Farming Carbon's Stephanie McEvoy with farmer Patrick Flynn (Shauna Corr/Belfast Live)

But both he and Farming Carbon founder Stephanie McEvoy that through sustainable practices “have the potential to be an incredible part of the solution for climate action” rather than being scapegoated. The Ballynahinch woman started working with Patrick in 2021 in a bid to document the successes on his farm so they can later be freely “shared with the rural community”.

She said: “It has a broadly positive impact on air quality, water pollution mitigation, obviously the carbon drawdown effect. But by planting with diversity and really playing on the plant's natural inclination to reciprocate with one another we are also supporting biodiversity in a way that is just so heartwarming.

“Where there is food there is life and we’re feeding so much more than the cows, we’re feeding so much more than the humans who will enjoy the arable crops that will be planted on this ground. We are feeding our nature, our native species that are being denied that in so many other places. The species that I have seen on our farm in the last couple of weeks has been incredible.”

The joint enterprise has already won the support of Green Energy Wind as the practices they’ve developed line up with the firm’s goals to promote sustainability and are “something that can be implemented across” whole farms.

Meanwhile UFU call for environment payments

The environment “needs to become a profit centre for farms going forward” says the president of the Ulster Farmers Union. It comes as UFU presented proposals for its new ‘Farming with Nature’ scheme to Minister Edwin Poots yesterday (WED). The union says the plan, which was unveiled on the farm of UFU environment committee chair Bill Harpur, stemmed from a desire to do more to help tackle the climate crisis while meeting the growing demand for food.

UFU president Victor Chestnutt said: “The environment needs to become profit centre for farms going forward. Farmers are working to meet the growing demand for food both at home and abroad whilst also protecting the environment and meeting the demands of climate change, nature and food production need to support each other.

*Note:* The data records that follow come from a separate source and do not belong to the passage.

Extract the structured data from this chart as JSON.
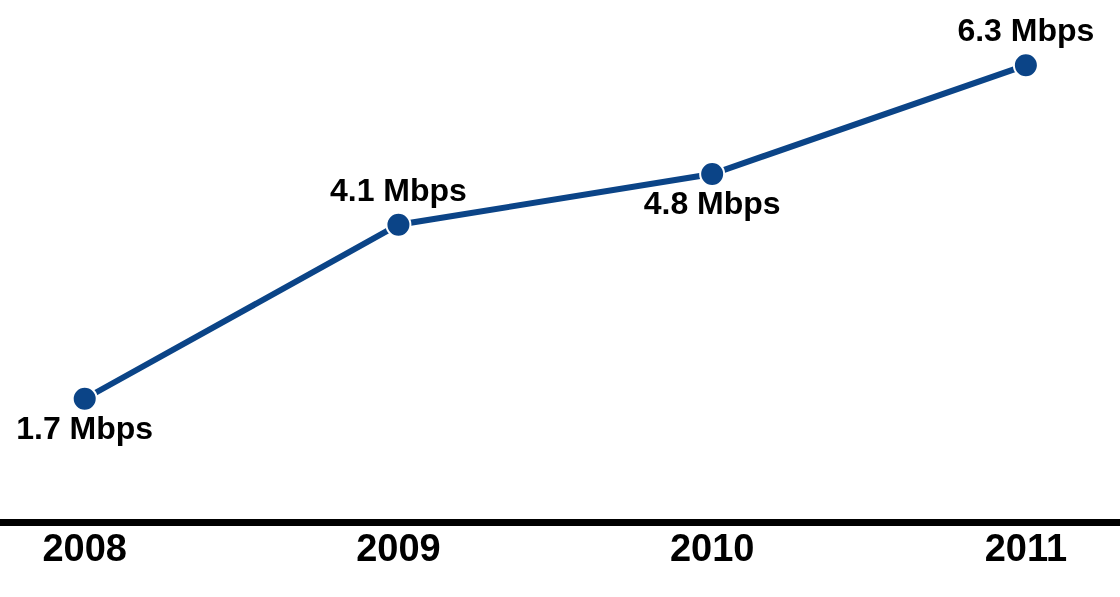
{
  "chart_data": {
    "type": "line",
    "categories": [
      "2008",
      "2009",
      "2010",
      "2011"
    ],
    "series": [
      {
        "color": "#0b4487",
        "values": [
          1.7,
          4.1,
          4.8,
          6.3
        ],
        "value_labels": [
          "1.7 Mbps",
          "4.1 Mbps",
          "4.8 Mbps",
          "6.3 Mbps"
        ]
      }
    ],
    "ylim": [
      0,
      7.2
    ],
    "marker": "circle",
    "line_style": "solid",
    "legend": false,
    "tick_labels": "x"
  }
}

“Therefore, it’s vital that our members are equipped with the right tools to become more efficient resulting in maximum returns and farmers must be involved in co-designing a future scheme to ensure it works for everyone.

“I now urge the Agriculture Minister and DAERA officials to work together with farmers, to deliver this ‘Farming with Nature’ scheme that we believe delivers for everyone. Farming with Nature has been developed to deliver for both the farmer and the environment.

Stormont Agriculture Minister, Edwin Poots, (David Young/PA Wire)

"It focuses on a results based/outcome approach with options available for all sectors. The scheme aims to deliver improvements on water quality, reduction in greenhouse gas and ammonia emissions, improve carbon sequestration and improve biodiversity.”

Mr Harpur said: “We wanted to take a proactive approach in designing a future environment scheme rather than waiting for a DAERA consultation on this issue. Farmers are eager to do as much environmental work on their farm as they can, and sooner rather than later, but it’s vital that they’re able to do this in a way that works for them and their business.”